Gig Reviews

The Wombats at Manchester Apollo- Review

Following the release of their third album, Glitterbug, it’s almost unimaginable to think that the indie-pop band released their debut album, A Guide to Love, Loss and Desperation, back in 2007. Leaving four years between each album, the band creates a great deal of anticipation, which alongside creating great music, is probably why the band are still so popular and exciting to listen to and watch today.

As the fans piled into the historical looking venue, support band, Sundara Karma, made their appearance. The second time seeing this band in a week, it’s really clear how much talent and potential this band have.

As a young band, they’ve already found their sound and created potential indie anthems of the future. After being particularly impressed with their efforts capturing the audience during their single, Flame, last time seeing the band, I was this time captured by ‘Vivienne’.

Although spirited and lively, the song really captures and engages the emotion behind the lyrics. However, the audience were evidently unfamiliar with the band, and therefore ignorant towards their talent.

Despite their best efforts, the band didn’t seem to capture the attention of the lull audience for long periods of time. This was a real shame and by no means a fault of the band, and a shame the audience were not very lively.

Sundara Karma supported The Wombats at the Manchester Apollo

 

Even when The Wombats opened their set with ‘Give me a try’, closely followed by ‘Jump into the Fog’ and ‘Moving to New York’, the audience picked up the pace, but this only lasted for the first few songs.

The band then moved into ‘1996’ from ‘This Modern Glitch,’ a really popular song off the band’s second album. However, it seemed that most of the fans were born after the 2000’s and were not even familiar with the first two albums, which was proved a disappointing reception.

However, not long after, a few groups in the audience started to get people dancing and the crowd picked up the pace. From then on, every song was filled with joy and elation.

Touching on old classics such as ‘Patricia the Stripper,’ ‘Kill the Director’ and ‘Techno Fan’ and also covering new tracks from ‘Glitterbug’, ‘Emoticons’, ‘Headspace’ and ‘Your Body is a Weapon,’ when looking through the strobe lighting, every audience member was dancing around in a frenzy to the upbeat synth and indie-pop melodies the Liverpool based band had to offer.

The Wombats chose to end their set before their encore surprisingly with a song from ‘This Modern Glitch’, not ‘Glitterbug’. They chose ‘English Summer’ off their newest album as the song played second to last, however this was not as well known by the audience and I think a better song choice could have been made off their new album.

The band decided to end their set with ‘Tokyo’ off ‘This Modern Glitch,’ which was a hit with the audience, but it was no surprise when the band returned to perform as encore as they didn’t end their set with a song from their new album.
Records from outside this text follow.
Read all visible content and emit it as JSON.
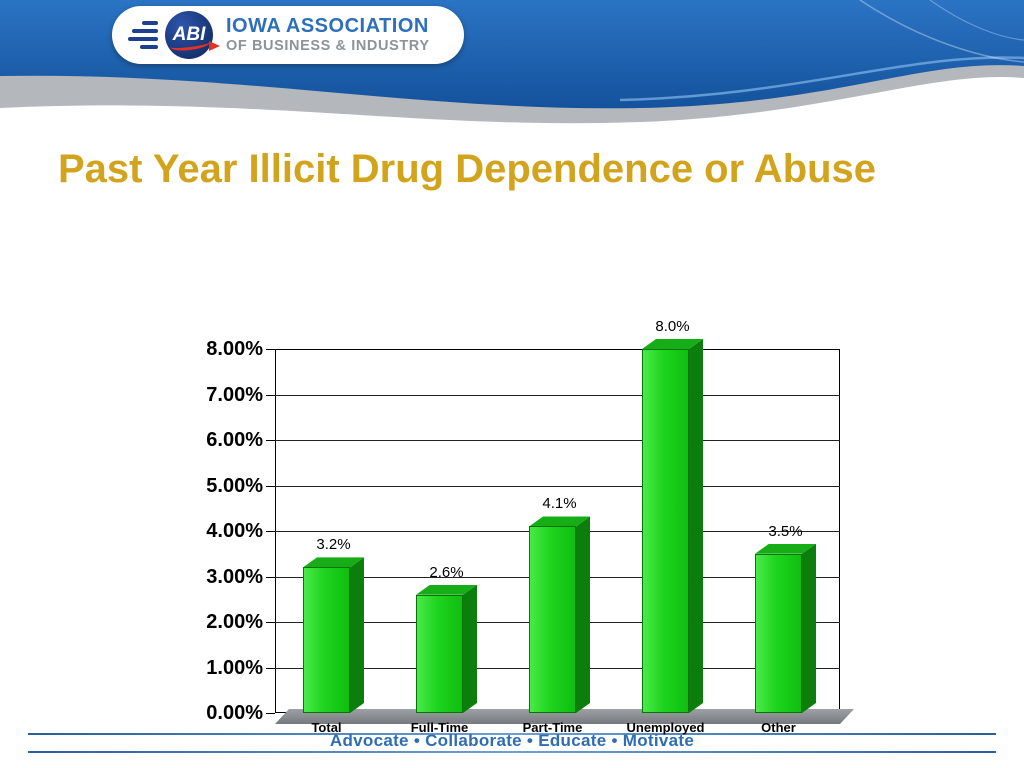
{
  "header": {
    "logo_abbr": "ABI",
    "org_line1": "IOWA ASSOCIATION",
    "org_line2": "OF BUSINESS & INDUSTRY"
  },
  "title": "Past Year Illicit Drug Dependence or Abuse",
  "footer": {
    "tagline": "Advocate  •  Collaborate  •  Educate  •  Motivate"
  },
  "chart_data": {
    "type": "bar",
    "title": "",
    "categories": [
      "Total",
      "Full-Time",
      "Part-Time",
      "Unemployed",
      "Other"
    ],
    "values": [
      3.2,
      2.6,
      4.1,
      8.0,
      3.5
    ],
    "data_labels": [
      "3.2%",
      "2.6%",
      "4.1%",
      "8.0%",
      "3.5%"
    ],
    "y_ticks": [
      "8.00%",
      "7.00%",
      "6.00%",
      "5.00%",
      "4.00%",
      "3.00%",
      "2.00%",
      "1.00%",
      "0.00%"
    ],
    "ylim": [
      0,
      8
    ],
    "xlabel": "",
    "ylabel": "",
    "grid": true,
    "legend": "none",
    "bar_color": "#1ED41E",
    "bar_side_color": "#0B7E0B",
    "bar_top_color": "#17AD17"
  },
  "colors": {
    "title_gold": "#D2A41E",
    "wave_blue": "#1B5FA8",
    "wave_gray": "#B4B7BC",
    "footer_blue": "#2E6DB4"
  }
}
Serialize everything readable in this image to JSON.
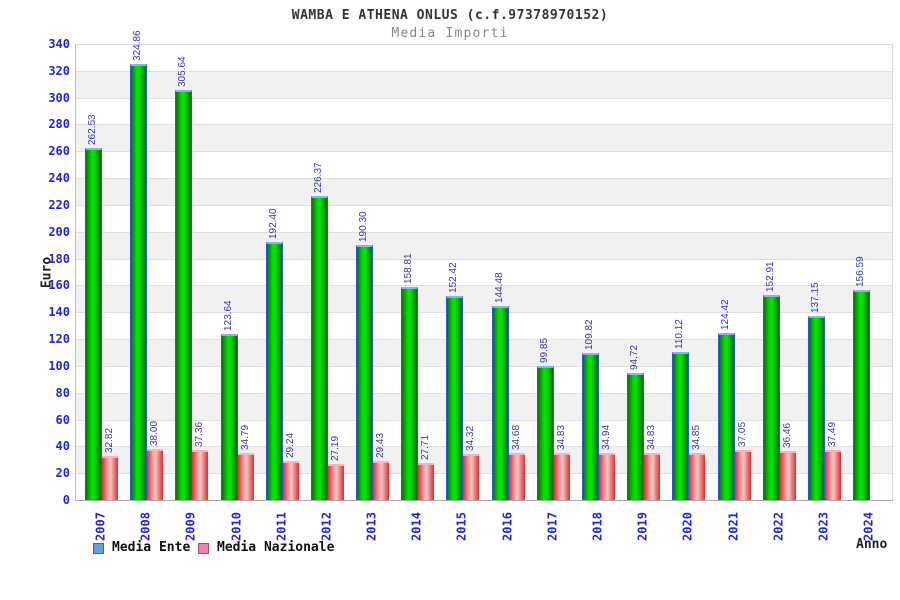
{
  "chart_data": {
    "type": "bar",
    "title": "WAMBA E ATHENA ONLUS (c.f.97378970152)",
    "subtitle": "Media Importi",
    "xlabel": "Anno",
    "ylabel": "Euro",
    "ylim": [
      0,
      340
    ],
    "ytick_step": 20,
    "grid": true,
    "legend_position": "bottom-left",
    "value_label_decimals": 2,
    "categories": [
      "2007",
      "2008",
      "2009",
      "2010",
      "2011",
      "2012",
      "2013",
      "2014",
      "2015",
      "2016",
      "2017",
      "2018",
      "2019",
      "2020",
      "2021",
      "2022",
      "2023",
      "2024"
    ],
    "series": [
      {
        "name": "Media Ente",
        "legend_color": "#64a0dc",
        "values": [
          262.53,
          324.86,
          305.64,
          123.64,
          192.4,
          226.37,
          190.3,
          158.81,
          152.42,
          144.48,
          99.85,
          109.82,
          94.72,
          110.12,
          124.42,
          152.91,
          137.15,
          156.59
        ]
      },
      {
        "name": "Media Nazionale",
        "legend_color": "#ee82ae",
        "values": [
          32.82,
          38.0,
          37.36,
          34.79,
          29.24,
          27.19,
          29.43,
          27.71,
          34.32,
          34.68,
          34.83,
          34.94,
          34.83,
          34.85,
          37.05,
          36.46,
          37.49,
          null
        ]
      }
    ]
  },
  "colors": {
    "tick_label": "#2424d8",
    "value_label": "#3636a4",
    "title": "#333333",
    "subtitle": "#878787",
    "axis_title": "#222222",
    "band_gray": "#f1f1f1",
    "band_white": "#ffffff"
  }
}
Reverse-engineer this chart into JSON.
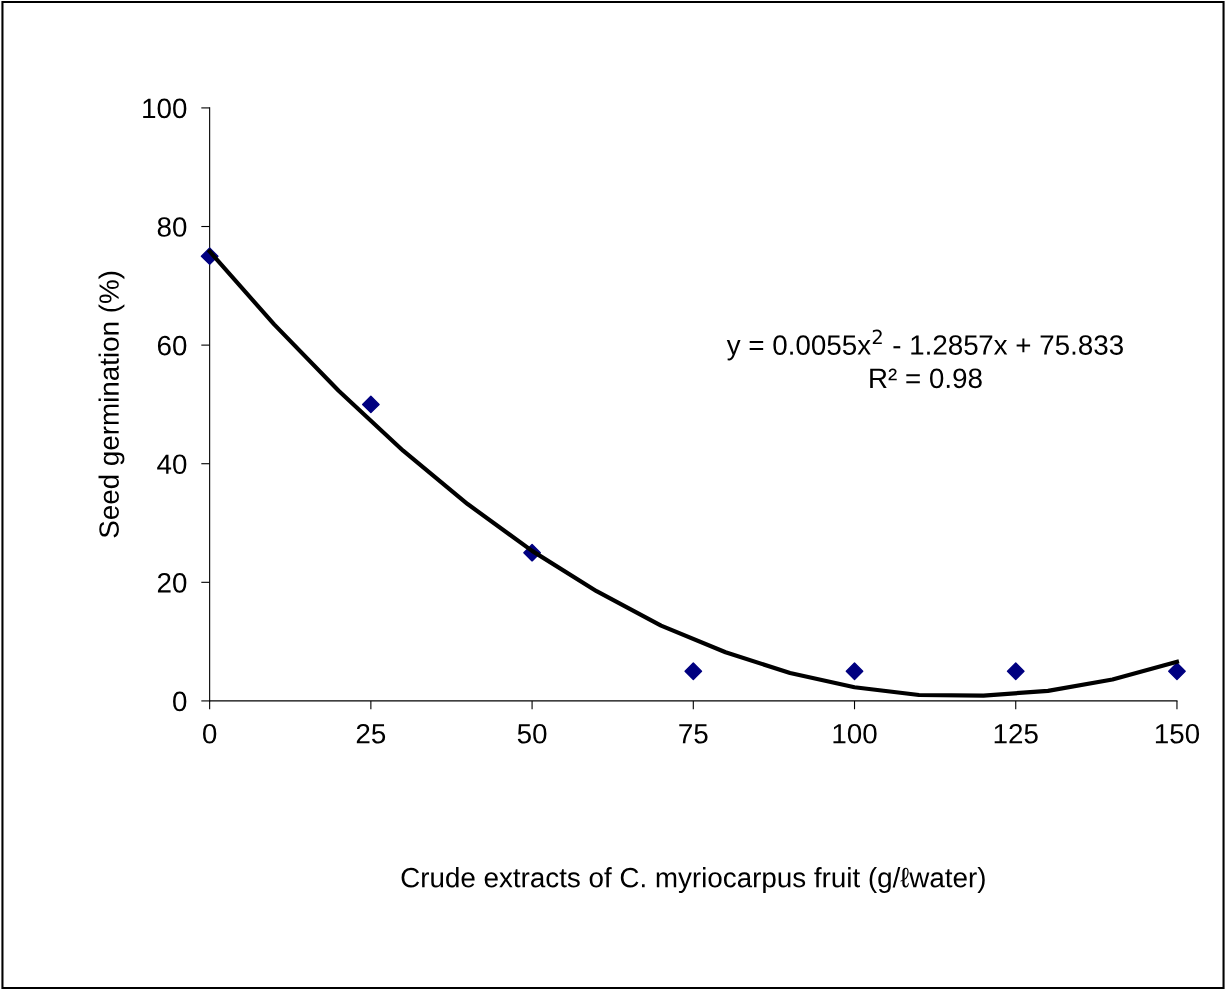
{
  "chart_data": {
    "type": "scatter",
    "xlabel": "Crude extracts of C. myriocarpus fruit (g/ℓwater)",
    "ylabel": "Seed germination (%)",
    "x": [
      0,
      25,
      50,
      75,
      100,
      125,
      150
    ],
    "series": [
      {
        "type": "scatter",
        "color": "#000080",
        "marker": "diamond",
        "values": [
          75,
          50,
          25,
          5,
          5,
          5,
          5
        ]
      },
      {
        "type": "line",
        "color": "#000000",
        "marker": "none",
        "line_style": "solid",
        "x": [
          0,
          10,
          20,
          30,
          40,
          50,
          60,
          70,
          80,
          90,
          100,
          110,
          120,
          130,
          140,
          150
        ],
        "values": [
          75.8,
          63.5,
          52.3,
          42.2,
          33.2,
          25.3,
          18.5,
          12.7,
          8.2,
          4.7,
          2.3,
          1.0,
          0.9,
          1.7,
          3.6,
          6.6
        ]
      }
    ],
    "xlim": [
      0,
      150
    ],
    "xticks": [
      0,
      25,
      50,
      75,
      100,
      125,
      150
    ],
    "ylim": [
      0,
      100
    ],
    "yticks": [
      0,
      20,
      40,
      60,
      80,
      100
    ],
    "grid": false,
    "legend": false,
    "annotations": [
      "y = 0.0055x$^{2}$ - 1.2857x + 75.833",
      "R² = 0.98"
    ]
  }
}
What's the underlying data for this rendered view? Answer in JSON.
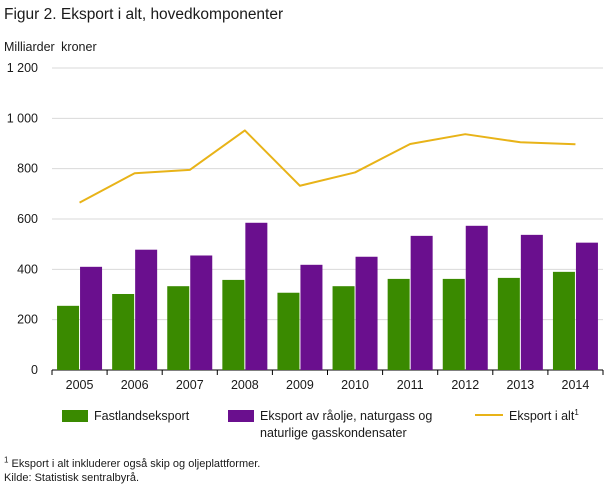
{
  "chart_data": {
    "type": "bar",
    "title": "Figur 2. Eksport i alt, hovedkomponenter",
    "ylabel": "Milliarder kroner",
    "xlabel": "",
    "ylim": [
      0,
      1200
    ],
    "yticks": [
      0,
      200,
      400,
      600,
      800,
      1000,
      1200
    ],
    "ytick_labels": [
      "0",
      "200",
      "400",
      "600",
      "800",
      "1 000",
      "1 200"
    ],
    "grid": true,
    "categories": [
      "2005",
      "2006",
      "2007",
      "2008",
      "2009",
      "2010",
      "2011",
      "2012",
      "2013",
      "2014"
    ],
    "series": [
      {
        "name": "Fastlandseksport",
        "kind": "bar",
        "color": "#3a8a00",
        "values": [
          255,
          302,
          333,
          358,
          307,
          333,
          362,
          362,
          366,
          390
        ]
      },
      {
        "name_line1": "Eksport av råolje, naturgass og",
        "name_line2": "naturlige gasskondensater",
        "kind": "bar",
        "color": "#6a0f8e",
        "values": [
          410,
          478,
          455,
          585,
          418,
          450,
          533,
          573,
          537,
          506
        ]
      },
      {
        "name": "Eksport i alt",
        "name_sup": "1",
        "kind": "line",
        "color": "#e8b318",
        "values": [
          665,
          782,
          795,
          952,
          732,
          785,
          898,
          937,
          905,
          897
        ]
      }
    ]
  },
  "footnote": {
    "note_sup": "1",
    "note_text": " Eksport i alt inkluderer også skip og oljeplattformer.",
    "source": "Kilde: Statistisk sentralbyrå."
  }
}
The Wombats returned with the mellow ‘Isabel’ off ‘Glitterbug’, which allowed for time for the audience to cool down and appreciate the band’s musical talents through the slower sounding song. However, this song of was out of character for the band and didn’t really fit in with their style of music. Thus, it slightly lost the audience’s interest, but they soon pulled the crowd back with their single ‘Greek Tragedy’ followed closely by anthem ‘Lets Dance to Joy Division’. This song had the best reaction from the crowd, who were encouraged to sing along to the lyrics ‘we’re so happy’. This would have been the perfect song to close on, but the band ended on a new riff, named ‘untitled’. This heavy riff had the crowd dancing, but as they were unfamiliar with it, the Wombats missed a trick by not ending on their best known hit.